Link appearing surprised in Zelda: Breath of the Wild

A new study has found that playing The Legend of Zelda: Breath of the Wild and watching Studio Ghibli films can significantly boost young people’s overall happiness.

Researchers split 518 postgraduate students into four groups: one played the open-world game, one watched nostalgic films, one did both, and one did neither. Afterward, participants reported their levels of exploration, calm, mastery and skill, purpose and meaning, and overall life happiness.

Those who played Breath of the Wild reported higher happiness compared to those who did not. The effect was stronger when combined with the nostalgic impact of Studio Ghibli films.

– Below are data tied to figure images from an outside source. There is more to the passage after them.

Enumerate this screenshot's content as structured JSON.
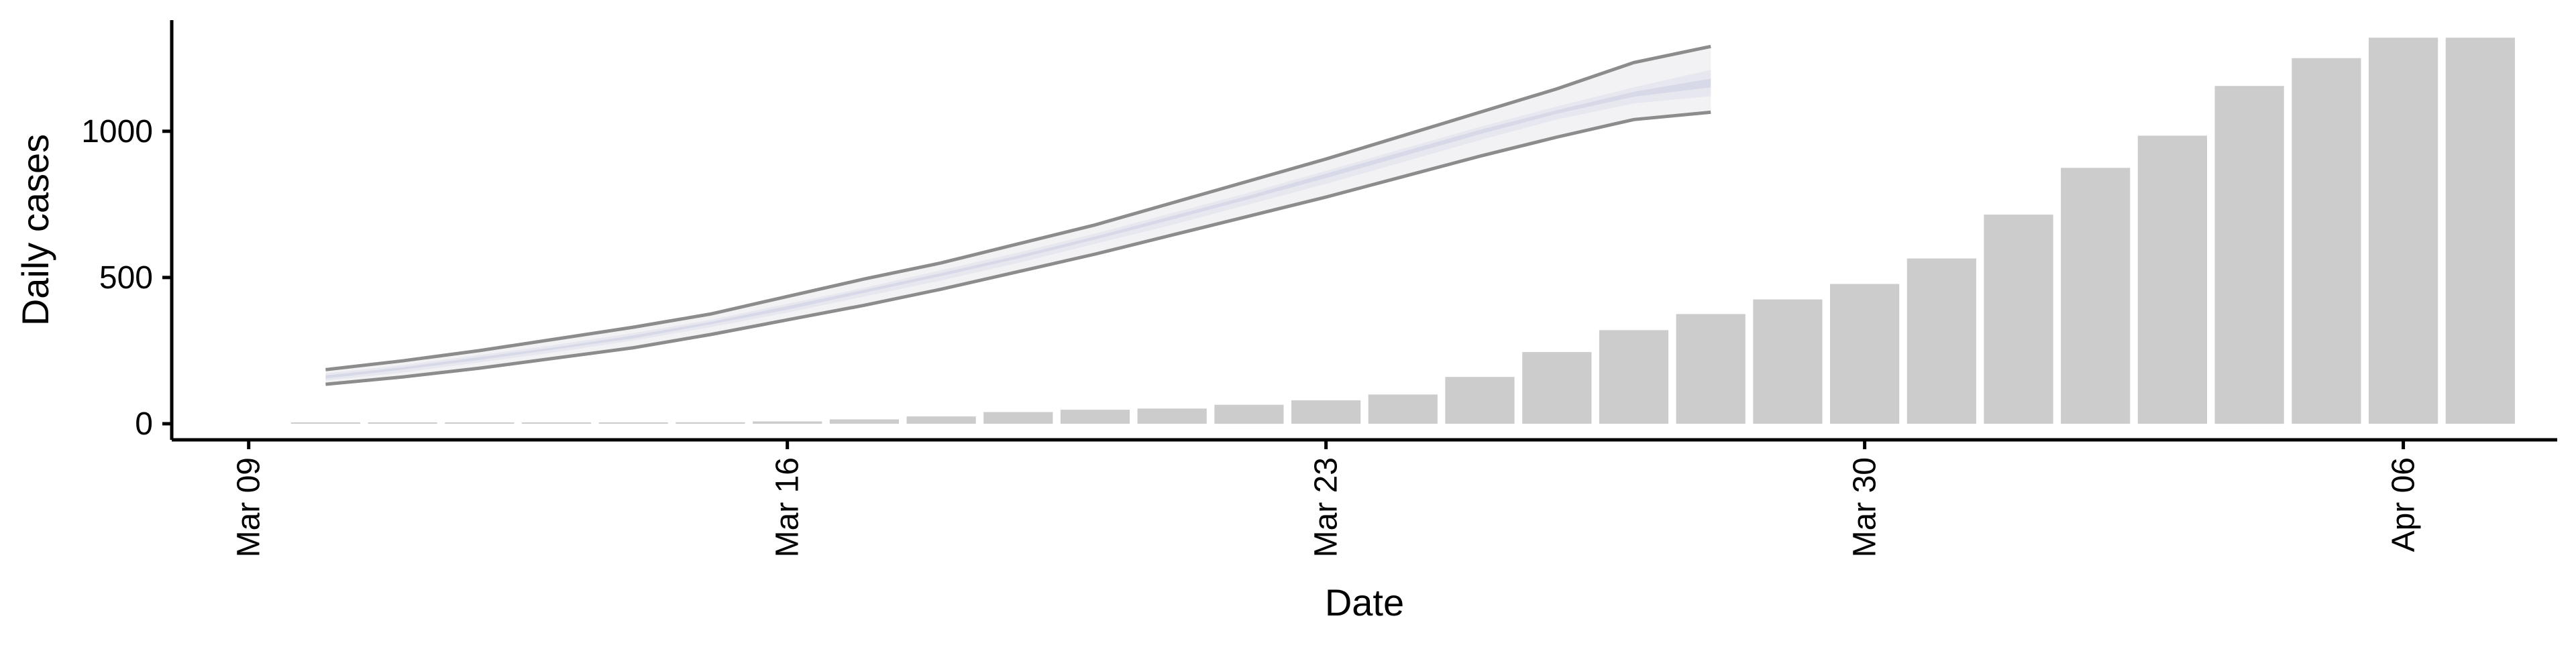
{
  "chart_data": {
    "type": "bar",
    "xlabel": "Date",
    "ylabel": "Daily cases",
    "ylim": [
      -55,
      1380
    ],
    "xlim": [
      "2020-03-08",
      "2020-04-08"
    ],
    "y_ticks": [
      0,
      500,
      1000
    ],
    "x_ticks": [
      {
        "date": "2020-03-09",
        "label": "Mar 09"
      },
      {
        "date": "2020-03-16",
        "label": "Mar 16"
      },
      {
        "date": "2020-03-23",
        "label": "Mar 23"
      },
      {
        "date": "2020-03-30",
        "label": "Mar 30"
      },
      {
        "date": "2020-04-06",
        "label": "Apr 06"
      }
    ],
    "grid": false,
    "legend": "none",
    "bar_color": "#cccccc",
    "series": [
      {
        "type": "bar",
        "x": [
          "2020-03-10",
          "2020-03-11",
          "2020-03-12",
          "2020-03-13",
          "2020-03-14",
          "2020-03-15",
          "2020-03-16",
          "2020-03-17",
          "2020-03-18",
          "2020-03-19",
          "2020-03-20",
          "2020-03-21",
          "2020-03-22",
          "2020-03-23",
          "2020-03-24",
          "2020-03-25",
          "2020-03-26",
          "2020-03-27",
          "2020-03-28",
          "2020-03-29",
          "2020-03-30",
          "2020-03-31",
          "2020-04-01",
          "2020-04-02",
          "2020-04-03",
          "2020-04-04",
          "2020-04-05",
          "2020-04-06",
          "2020-04-07"
        ],
        "values": [
          1,
          1,
          2,
          2,
          3,
          5,
          8,
          15,
          25,
          40,
          48,
          52,
          65,
          80,
          100,
          160,
          245,
          320,
          375,
          425,
          478,
          565,
          715,
          875,
          985,
          1155,
          1250,
          1320,
          1320
        ]
      }
    ],
    "nowcast": {
      "x": [
        "2020-03-10",
        "2020-03-11",
        "2020-03-12",
        "2020-03-13",
        "2020-03-14",
        "2020-03-15",
        "2020-03-16",
        "2020-03-17",
        "2020-03-18",
        "2020-03-19",
        "2020-03-20",
        "2020-03-21",
        "2020-03-22",
        "2020-03-23",
        "2020-03-24",
        "2020-03-25",
        "2020-03-26",
        "2020-03-27",
        "2020-03-28"
      ],
      "lower90": [
        135,
        160,
        190,
        225,
        260,
        305,
        355,
        405,
        460,
        520,
        580,
        645,
        710,
        775,
        845,
        915,
        980,
        1040,
        1065
      ],
      "upper90": [
        185,
        215,
        250,
        290,
        330,
        375,
        435,
        495,
        550,
        615,
        680,
        755,
        830,
        905,
        985,
        1065,
        1145,
        1235,
        1290
      ],
      "lower50": [
        148,
        175,
        210,
        245,
        285,
        330,
        380,
        435,
        490,
        550,
        615,
        680,
        750,
        820,
        895,
        970,
        1040,
        1095,
        1120
      ],
      "upper50": [
        172,
        200,
        235,
        270,
        310,
        355,
        410,
        465,
        525,
        585,
        650,
        720,
        790,
        865,
        940,
        1015,
        1085,
        1150,
        1210
      ],
      "lower25": [
        155,
        185,
        218,
        255,
        292,
        340,
        390,
        448,
        505,
        565,
        630,
        698,
        768,
        840,
        915,
        990,
        1060,
        1118,
        1150
      ],
      "upper25": [
        165,
        193,
        228,
        262,
        302,
        348,
        402,
        458,
        515,
        575,
        640,
        710,
        780,
        855,
        930,
        1005,
        1072,
        1135,
        1180
      ],
      "line_color": "#8c8c8c",
      "band_colors": [
        "#f2f2f5",
        "#e6e7ef",
        "#d7d9e8"
      ]
    }
  }
}
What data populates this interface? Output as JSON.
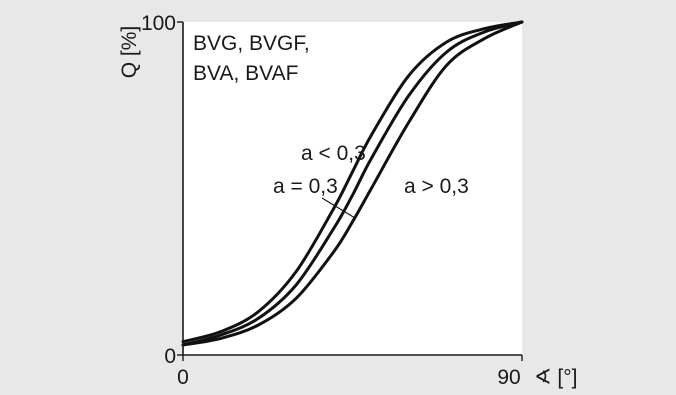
{
  "chart_data": {
    "type": "line",
    "ylabel": "Q [%]",
    "xlabel": "∢ [°]",
    "xlim": [
      0,
      90
    ],
    "ylim": [
      0,
      100
    ],
    "x_ticks": [
      "0",
      "90"
    ],
    "y_ticks": [
      "0",
      "100"
    ],
    "legend_lines": [
      "BVG, BVGF,",
      "BVA, BVAF"
    ],
    "grid": false,
    "series": [
      {
        "name": "a < 0,3",
        "x": [
          0,
          10,
          20,
          30,
          40,
          45,
          50,
          60,
          70,
          80,
          90
        ],
        "y": [
          4,
          7,
          13,
          25,
          44,
          55,
          66,
          84,
          94,
          98,
          100
        ]
      },
      {
        "name": "a = 0,3",
        "x": [
          0,
          10,
          20,
          30,
          40,
          45,
          50,
          60,
          70,
          80,
          90
        ],
        "y": [
          3,
          6,
          11,
          21,
          38,
          48,
          59,
          78,
          91,
          97,
          100
        ]
      },
      {
        "name": "a > 0,3",
        "x": [
          0,
          10,
          20,
          30,
          40,
          45,
          50,
          60,
          70,
          80,
          90
        ],
        "y": [
          3,
          5,
          9,
          17,
          31,
          40,
          50,
          70,
          87,
          95,
          100
        ]
      }
    ],
    "annotations": [
      "a < 0,3",
      "a = 0,3",
      "a > 0,3"
    ]
  }
}
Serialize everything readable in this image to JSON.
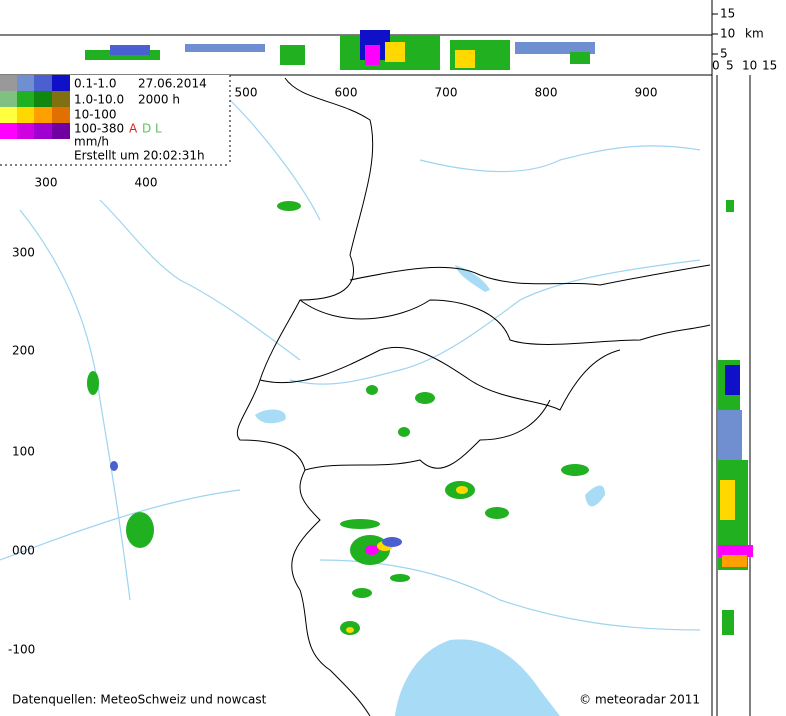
{
  "legend": {
    "rows": [
      {
        "range": "0.1-1.0",
        "info": "27.06.2014"
      },
      {
        "range": "1.0-10.0",
        "info": "2000 h"
      },
      {
        "range": "10-100"
      },
      {
        "range": "100-380",
        "flags": [
          "A",
          "D",
          "L"
        ]
      }
    ],
    "unit": "mm/h",
    "created": "Erstellt um 20:02:31h"
  },
  "x_labels": [
    "500",
    "600",
    "700",
    "800",
    "900"
  ],
  "x_labels_lower": [
    "300",
    "400"
  ],
  "y_labels": [
    "300",
    "200",
    "100",
    "000",
    "-100"
  ],
  "profile_top_ticks": [
    "15",
    "10",
    "5"
  ],
  "profile_unit": "km",
  "profile_right_ticks": [
    "0",
    "5",
    "10",
    "15"
  ],
  "footer": {
    "sources": "Datenquellen: MeteoSchweiz und nowcast",
    "copyright": "© meteoradar 2011"
  }
}
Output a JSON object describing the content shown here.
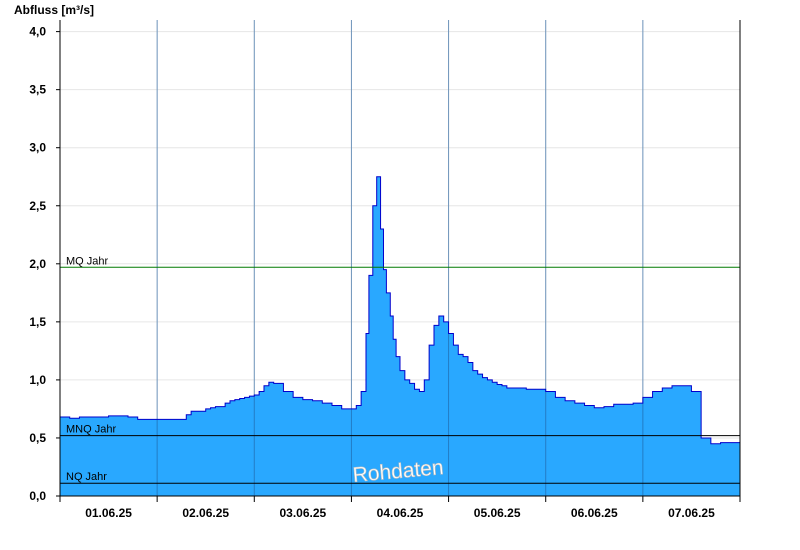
{
  "chart_data": {
    "type": "area",
    "title": "",
    "ylabel": "Abfluss [m³/s]",
    "xlabel": "",
    "ylim": [
      0,
      4.1
    ],
    "grid": true,
    "y_ticks": [
      "0,0",
      "0,5",
      "1,0",
      "1,5",
      "2,0",
      "2,5",
      "3,0",
      "3,5",
      "4,0"
    ],
    "x_ticks": [
      "01.06.25",
      "02.06.25",
      "03.06.25",
      "04.06.25",
      "05.06.25",
      "06.06.25",
      "07.06.25"
    ],
    "x_range_days": [
      0,
      7
    ],
    "reference_lines": [
      {
        "label": "MQ Jahr",
        "value": 1.97,
        "color": "#007a00"
      },
      {
        "label": "MNQ Jahr",
        "value": 0.52,
        "color": "#000000"
      },
      {
        "label": "NQ Jahr",
        "value": 0.11,
        "color": "#000000"
      }
    ],
    "watermark": "Rohdaten",
    "fill_color": "#29a8ff",
    "line_color": "#0000cc",
    "series": [
      {
        "x": [
          0.0,
          0.05,
          0.1,
          0.2,
          0.3,
          0.4,
          0.5,
          0.6,
          0.7,
          0.8,
          0.9,
          1.0,
          1.1,
          1.2,
          1.3,
          1.35,
          1.4,
          1.45,
          1.5,
          1.55,
          1.6,
          1.7,
          1.75,
          1.8,
          1.85,
          1.9,
          1.95,
          2.0,
          2.05,
          2.1,
          2.15,
          2.2,
          2.3,
          2.4,
          2.5,
          2.6,
          2.7,
          2.8,
          2.9,
          2.95,
          3.0,
          3.05,
          3.1,
          3.15,
          3.18,
          3.22,
          3.26,
          3.3,
          3.33,
          3.36,
          3.4,
          3.43,
          3.46,
          3.5,
          3.55,
          3.6,
          3.65,
          3.7,
          3.75,
          3.8,
          3.85,
          3.9,
          3.95,
          4.0,
          4.05,
          4.1,
          4.15,
          4.2,
          4.25,
          4.3,
          4.35,
          4.4,
          4.45,
          4.5,
          4.55,
          4.6,
          4.7,
          4.8,
          4.9,
          5.0,
          5.1,
          5.2,
          5.3,
          5.4,
          5.5,
          5.6,
          5.7,
          5.8,
          5.9,
          6.0,
          6.1,
          6.2,
          6.3,
          6.4,
          6.5,
          6.6,
          6.7,
          6.8,
          6.85,
          6.9,
          6.95,
          7.0
        ],
        "y": [
          0.68,
          0.68,
          0.67,
          0.68,
          0.68,
          0.68,
          0.69,
          0.69,
          0.68,
          0.66,
          0.66,
          0.66,
          0.66,
          0.66,
          0.7,
          0.73,
          0.73,
          0.73,
          0.75,
          0.76,
          0.77,
          0.8,
          0.82,
          0.83,
          0.84,
          0.85,
          0.86,
          0.87,
          0.9,
          0.95,
          0.98,
          0.97,
          0.9,
          0.85,
          0.83,
          0.82,
          0.8,
          0.78,
          0.75,
          0.75,
          0.75,
          0.78,
          0.9,
          1.4,
          1.9,
          2.5,
          2.75,
          2.3,
          1.95,
          1.75,
          1.55,
          1.35,
          1.2,
          1.08,
          1.0,
          0.97,
          0.92,
          0.9,
          1.0,
          1.3,
          1.47,
          1.55,
          1.5,
          1.4,
          1.3,
          1.22,
          1.2,
          1.15,
          1.08,
          1.05,
          1.02,
          1.0,
          0.98,
          0.96,
          0.95,
          0.93,
          0.93,
          0.92,
          0.92,
          0.9,
          0.85,
          0.82,
          0.8,
          0.78,
          0.76,
          0.77,
          0.79,
          0.79,
          0.8,
          0.85,
          0.9,
          0.93,
          0.95,
          0.95,
          0.9,
          0.5,
          0.45,
          0.46,
          0.46,
          0.46,
          0.46,
          0.46
        ]
      }
    ]
  }
}
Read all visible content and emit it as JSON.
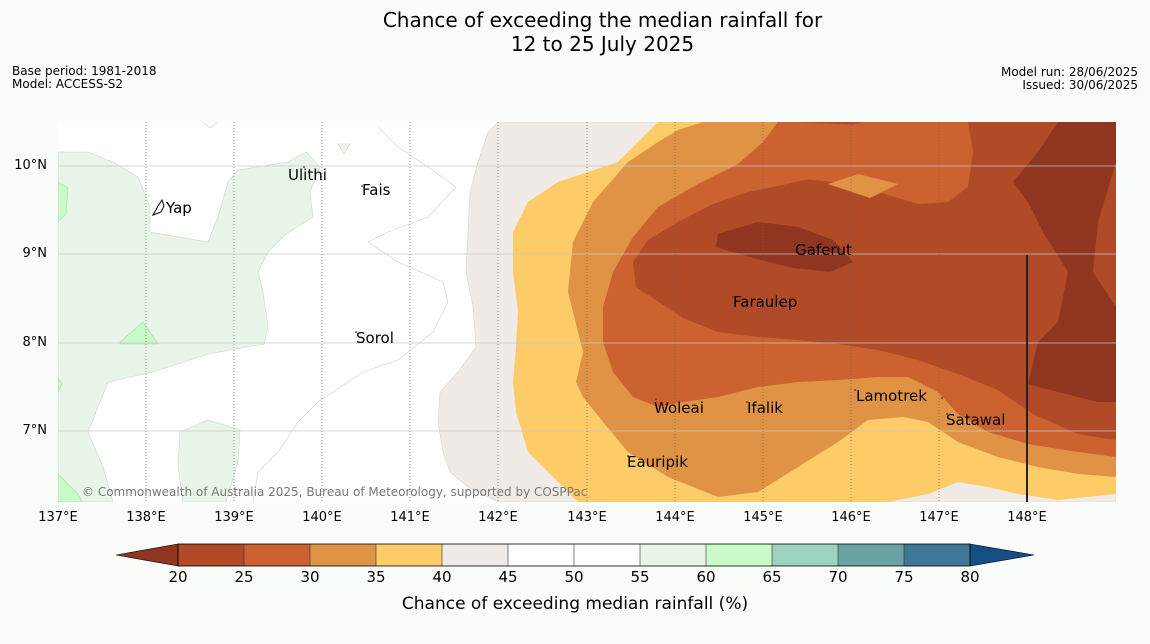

Exploration, calm, and mastery played key roles

The researchers used bootstrapped mediation analysis to test how the interventions affected happiness. They found that feelings of exploration, calm, mastery, and purpose acted as mediators, meaning they explained how gameplay and nostalgia increased well-being.

The experiment showed that nostalgia enhanced the effects of open-world play, with participants in the combined group reporting the highest happiness scores.

link in zelda breath of the wild

Unlike observational surveys, this experiment allowed for stronger causal conclusions. The authors noted that the design—randomly assigning students to one of four conditions—helped isolate the effects of both open-world gameplay and nostalgic films.

The study was limited to postgraduate students and measured only short-term effects immediately after the interventions. Still, the results suggest that specific types of games and media can reliably generate measurable increases in mood and life satisfaction.

This is just the latest mood-related study to go viral online, too. One back in July revealed that eating cheese before bed could cause nightmares, while another revealed the most “emotionally triggering” text message.